Oireachtas Joint and Select Committees

Wednesday, 21 September 2016

Select Committee on the Future of Healthcare

General Practice in Disadvantaged Areas

9:00 am

Photo of Billy KelleherBilly Kelleher (Cork North Central, Fianna Fail) | Oireachtas source

I welcome the witnesses and thank them for their presentations. We speak of primary care as the bulwark of delivery of health care in the future. To date, it has been under-resourced, understaffed and under-utilised in many cases. During the Celtic tiger era we placed much emphasis on the physical structures of primary care, namely, the buildings. Let us be under no illusion, not every GP in the country embraced primary care teams. There was quite an amount of resistance. That was and is a problem because some GPs were not willing to engage with the process.

I have always felt that we are missing a link in the primary care strategy and it relates to diagnostics. There are primary care teams in some areas and there are primary care centres in others. Ultimately, all diagnostics have to go to the acute hospitals, through a referral to a consultant. Is there a link that we should establish? Rather than obsess about primary care centres in every community, we should have primary care teams and more regionalised centres for diagnostics. GPs should also have the facility to refer directly to a centre that is a step above a primary care centre where there would be other specialties and resources, as opposed to always referring into the acute setting. Once the referral is made, access depends on what comes through the emergency department of the hospital. There can never be a streamlined approach of elective referrals, surgeries, etc. Almost everybody ends up going to hospital through the referral process.

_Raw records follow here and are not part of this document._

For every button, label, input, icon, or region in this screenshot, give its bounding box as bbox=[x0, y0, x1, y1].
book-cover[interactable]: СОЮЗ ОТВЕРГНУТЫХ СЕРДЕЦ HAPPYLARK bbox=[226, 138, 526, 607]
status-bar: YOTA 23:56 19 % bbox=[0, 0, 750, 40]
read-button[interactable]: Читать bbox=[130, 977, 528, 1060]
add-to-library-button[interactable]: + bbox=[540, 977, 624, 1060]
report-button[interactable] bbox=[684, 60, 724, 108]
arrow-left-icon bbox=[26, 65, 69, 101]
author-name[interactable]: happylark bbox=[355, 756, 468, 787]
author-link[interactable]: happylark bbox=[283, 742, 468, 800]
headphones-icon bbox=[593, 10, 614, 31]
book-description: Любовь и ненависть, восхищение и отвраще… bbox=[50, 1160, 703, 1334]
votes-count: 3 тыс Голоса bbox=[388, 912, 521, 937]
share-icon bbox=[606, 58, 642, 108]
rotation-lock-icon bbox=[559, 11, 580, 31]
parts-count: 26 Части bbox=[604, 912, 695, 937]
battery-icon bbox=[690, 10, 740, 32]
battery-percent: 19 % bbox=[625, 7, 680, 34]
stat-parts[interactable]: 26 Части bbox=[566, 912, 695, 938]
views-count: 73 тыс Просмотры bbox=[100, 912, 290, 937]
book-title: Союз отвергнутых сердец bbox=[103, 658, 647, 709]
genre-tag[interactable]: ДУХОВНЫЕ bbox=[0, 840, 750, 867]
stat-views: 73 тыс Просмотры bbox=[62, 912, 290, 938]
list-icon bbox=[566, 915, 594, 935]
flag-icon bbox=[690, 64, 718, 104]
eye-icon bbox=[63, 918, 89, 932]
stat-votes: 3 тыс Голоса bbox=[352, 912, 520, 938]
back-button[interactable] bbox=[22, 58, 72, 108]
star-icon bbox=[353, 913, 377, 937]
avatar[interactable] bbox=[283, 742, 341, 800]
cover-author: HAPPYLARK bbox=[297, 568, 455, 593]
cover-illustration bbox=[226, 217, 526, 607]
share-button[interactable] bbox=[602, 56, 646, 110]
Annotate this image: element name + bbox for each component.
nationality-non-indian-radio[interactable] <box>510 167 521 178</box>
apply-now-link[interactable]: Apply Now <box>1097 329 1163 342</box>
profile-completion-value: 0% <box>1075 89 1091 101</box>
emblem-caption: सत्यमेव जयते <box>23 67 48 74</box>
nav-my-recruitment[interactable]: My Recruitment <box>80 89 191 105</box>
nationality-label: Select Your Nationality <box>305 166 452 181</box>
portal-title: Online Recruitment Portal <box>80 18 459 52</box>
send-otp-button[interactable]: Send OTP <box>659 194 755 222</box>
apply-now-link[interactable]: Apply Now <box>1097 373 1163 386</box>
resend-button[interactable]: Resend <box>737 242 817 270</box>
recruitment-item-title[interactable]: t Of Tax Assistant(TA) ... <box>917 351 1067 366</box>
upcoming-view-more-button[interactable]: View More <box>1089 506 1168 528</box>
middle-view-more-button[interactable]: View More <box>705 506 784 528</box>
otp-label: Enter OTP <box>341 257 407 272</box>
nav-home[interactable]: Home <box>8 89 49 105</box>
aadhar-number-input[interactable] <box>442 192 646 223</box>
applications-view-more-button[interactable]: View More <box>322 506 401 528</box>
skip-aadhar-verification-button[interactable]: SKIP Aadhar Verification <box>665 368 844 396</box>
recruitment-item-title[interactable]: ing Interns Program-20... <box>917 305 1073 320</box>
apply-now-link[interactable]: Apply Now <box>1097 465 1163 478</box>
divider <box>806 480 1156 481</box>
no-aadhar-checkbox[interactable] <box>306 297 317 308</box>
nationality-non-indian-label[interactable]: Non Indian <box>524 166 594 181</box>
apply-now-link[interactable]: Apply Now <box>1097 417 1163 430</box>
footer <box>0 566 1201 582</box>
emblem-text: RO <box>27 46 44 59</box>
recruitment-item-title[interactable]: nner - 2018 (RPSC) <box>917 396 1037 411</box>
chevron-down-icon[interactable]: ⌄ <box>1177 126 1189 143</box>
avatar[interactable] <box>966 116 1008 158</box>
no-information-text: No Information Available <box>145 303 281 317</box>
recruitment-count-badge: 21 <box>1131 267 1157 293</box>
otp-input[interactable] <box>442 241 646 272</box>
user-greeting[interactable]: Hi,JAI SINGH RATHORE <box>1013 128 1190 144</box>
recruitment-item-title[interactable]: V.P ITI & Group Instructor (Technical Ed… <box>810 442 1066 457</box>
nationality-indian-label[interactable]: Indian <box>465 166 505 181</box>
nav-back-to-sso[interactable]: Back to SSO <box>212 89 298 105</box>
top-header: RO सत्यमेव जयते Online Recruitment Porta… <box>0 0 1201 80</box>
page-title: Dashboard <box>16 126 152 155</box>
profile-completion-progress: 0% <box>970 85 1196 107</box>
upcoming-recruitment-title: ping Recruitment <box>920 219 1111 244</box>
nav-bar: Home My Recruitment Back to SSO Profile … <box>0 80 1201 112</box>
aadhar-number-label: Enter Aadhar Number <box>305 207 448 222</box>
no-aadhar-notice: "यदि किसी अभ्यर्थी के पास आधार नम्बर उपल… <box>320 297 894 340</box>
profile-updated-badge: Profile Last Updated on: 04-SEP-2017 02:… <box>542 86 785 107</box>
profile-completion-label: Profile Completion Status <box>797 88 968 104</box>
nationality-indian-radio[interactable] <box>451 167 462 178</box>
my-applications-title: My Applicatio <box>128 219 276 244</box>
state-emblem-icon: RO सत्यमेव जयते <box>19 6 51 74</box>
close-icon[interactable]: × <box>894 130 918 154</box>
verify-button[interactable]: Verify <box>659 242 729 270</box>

On the inverse care law and the need for resources in deprived areas, I represent a constituency which is a microcosm of Ireland and which comprises the most affluent and the poorest areas in an urban setting. I can see in people the differences in quality of health and the impact lifestyle has on health. There is a huge problem with diabetes, smoking, alcohol and poor housing, which give rise the outcomes we all know - cancer, cardiac problems, stroke and life expectancy issues. We simply are not investing the requisite resources. We are also making no effort on the preventative side. We all know that if people smoke less and have a healthy diet, they will have a better chance of living longer. The people who most need to hear the preventive advertising campaigns are least likely to hear them. Do we need to target resources, through the primary care teams, school, educational programmes and local authorities on real preventive efforts, as opposed to ticking boxes for a national campaign, knowing that the people who most need to hear the message will probably not be listening? There is a huge weakness there.

On the issue of salaried GPs, we are aware of the impact of the inverse care law, namely, that where resources are most needed, they are not in place. As opposed to weighted deprivation payments, would having salaried GPs in a problem area help? Would that be possible?

I am not criticising; I am making an observation. There is resistance, however, and every profession likes to have professional integrity and professional protection and they do not like the lines of demarcation to be frayed away at the edges. Prescribing nurses, for example, is something that can be resisted by some GPs. Are we using nurse specialists, practice nurses and community pharmacists fully as a resource and should there be a lot more emphasis on nurse specialists and practice nurses in primary care settings and in primary care teams?

If we are to establish primary care teams, I would like to think that there would be a possibility for GPs to specialise in certain areas. For example, demographic profiling of certain areas will show if there is going to be an ageing profile over time, so GPs would specialise in geriatric care. Could we be more imaginative in using the resources of the GP, the primary care team, nurses and nurse specialists? I have rolled observations and questions into one.